US defence secretary Donald Rumsfeld, who admitted that the missing soldiers could have been captured, told CBS television that parading PoWs on television was “a violation of the Geneva Convention.” The US defence department added: “What they are doing is wrong. We are trying to get to the bottom of it.”


This is the same weasel who’s denying the thousands of captured Afghanis stewing in Halliburton-constructed cages in Guantanamo Bay, Cube any rights under the Geneva Conventions. He claims they are “unlawful combatants” and so he can piss all over them and exhibit them in shackles for the media. HRW and Amnesty have already said that his position is indefensible.

It seems that the Bush Gang is quick to dismiss international law and multilateralism when it doesn’t serve their interests (apparently, it’s then “irrelevant”) but ready to cry “Foul!” when others use the same tactics.

I am still waiting to see if the invading US forces use chemical agents first, as Rumsfeld has threatened, a course of action the Red Cross took the trouble to remind the US is “illegal” under the 1993 Chemical Weapons Convention.

Earlier here.

2 Responses

  1. PRO-SADDAM = PRO-STALIN says:

    Red Cross didn’t say both sides were breaking the Geneva convention. It says Iraq was and it reminds both parties not to. It says that some of thought showing the Iraqi’s being searched was embarrassing. But it didn’t make a clear judgement. It did that with Iraq’s behavior.

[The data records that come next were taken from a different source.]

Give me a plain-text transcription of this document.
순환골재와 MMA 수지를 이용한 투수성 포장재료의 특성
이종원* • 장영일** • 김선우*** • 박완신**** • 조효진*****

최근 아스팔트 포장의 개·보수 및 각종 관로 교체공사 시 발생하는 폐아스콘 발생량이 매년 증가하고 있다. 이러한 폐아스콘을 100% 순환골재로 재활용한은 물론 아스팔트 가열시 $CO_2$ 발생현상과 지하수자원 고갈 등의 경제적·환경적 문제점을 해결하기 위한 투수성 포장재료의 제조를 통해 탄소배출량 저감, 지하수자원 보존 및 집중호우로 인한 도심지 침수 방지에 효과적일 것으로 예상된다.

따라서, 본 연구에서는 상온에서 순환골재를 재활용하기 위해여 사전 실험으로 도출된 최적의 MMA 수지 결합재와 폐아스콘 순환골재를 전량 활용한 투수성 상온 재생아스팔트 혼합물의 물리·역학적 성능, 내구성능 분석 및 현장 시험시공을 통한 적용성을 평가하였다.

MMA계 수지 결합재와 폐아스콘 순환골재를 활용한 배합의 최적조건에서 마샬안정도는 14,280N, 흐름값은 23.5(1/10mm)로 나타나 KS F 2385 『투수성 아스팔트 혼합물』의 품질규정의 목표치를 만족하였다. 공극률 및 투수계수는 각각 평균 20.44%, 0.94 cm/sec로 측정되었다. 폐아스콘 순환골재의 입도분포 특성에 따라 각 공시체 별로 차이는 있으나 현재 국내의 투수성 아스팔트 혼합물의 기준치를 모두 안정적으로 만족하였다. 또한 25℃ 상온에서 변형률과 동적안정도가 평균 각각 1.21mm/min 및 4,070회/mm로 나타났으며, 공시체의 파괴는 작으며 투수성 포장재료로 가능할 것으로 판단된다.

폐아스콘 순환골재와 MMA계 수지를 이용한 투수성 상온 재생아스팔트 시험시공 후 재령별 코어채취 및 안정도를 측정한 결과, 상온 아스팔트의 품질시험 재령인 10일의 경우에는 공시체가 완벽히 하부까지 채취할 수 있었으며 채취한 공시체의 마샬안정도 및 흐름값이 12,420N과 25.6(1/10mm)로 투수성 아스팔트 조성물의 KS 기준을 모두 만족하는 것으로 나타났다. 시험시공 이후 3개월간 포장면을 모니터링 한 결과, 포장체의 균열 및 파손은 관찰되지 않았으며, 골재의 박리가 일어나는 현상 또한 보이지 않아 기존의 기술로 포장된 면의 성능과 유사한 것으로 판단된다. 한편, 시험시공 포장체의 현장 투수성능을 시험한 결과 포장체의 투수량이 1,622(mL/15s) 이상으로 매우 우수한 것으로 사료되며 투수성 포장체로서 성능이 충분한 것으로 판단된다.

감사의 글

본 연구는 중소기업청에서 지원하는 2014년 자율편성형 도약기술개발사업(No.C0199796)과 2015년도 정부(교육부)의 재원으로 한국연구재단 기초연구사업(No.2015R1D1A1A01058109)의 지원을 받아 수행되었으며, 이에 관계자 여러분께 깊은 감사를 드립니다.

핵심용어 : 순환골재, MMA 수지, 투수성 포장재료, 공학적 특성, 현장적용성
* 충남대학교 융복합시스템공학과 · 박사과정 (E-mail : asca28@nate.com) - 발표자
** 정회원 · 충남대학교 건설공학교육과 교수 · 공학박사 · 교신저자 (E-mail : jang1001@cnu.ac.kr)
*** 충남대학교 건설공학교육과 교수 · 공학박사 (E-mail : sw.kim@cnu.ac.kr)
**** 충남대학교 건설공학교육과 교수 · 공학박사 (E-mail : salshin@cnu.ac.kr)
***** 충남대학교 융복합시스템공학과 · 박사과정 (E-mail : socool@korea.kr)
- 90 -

    Iraq also took away soldies personal effects. In the first gulf war they used cattle prods and beat up all the US POW. The US never used electric shock on Iraqi prisoners or beat them up.

    There is no equivalency.

  2. mike says:

    Which part of this are you not reading?

    “In Kuwait, the International Committee of the Red Cross (ICRC) accused both sides of defying the Geneva Convention.

    “The Geneva Convention completely prohibits publishing pictures of prisoners of war, as has been happening,” the ICRC’s Tamara al-Rifai told Reuters.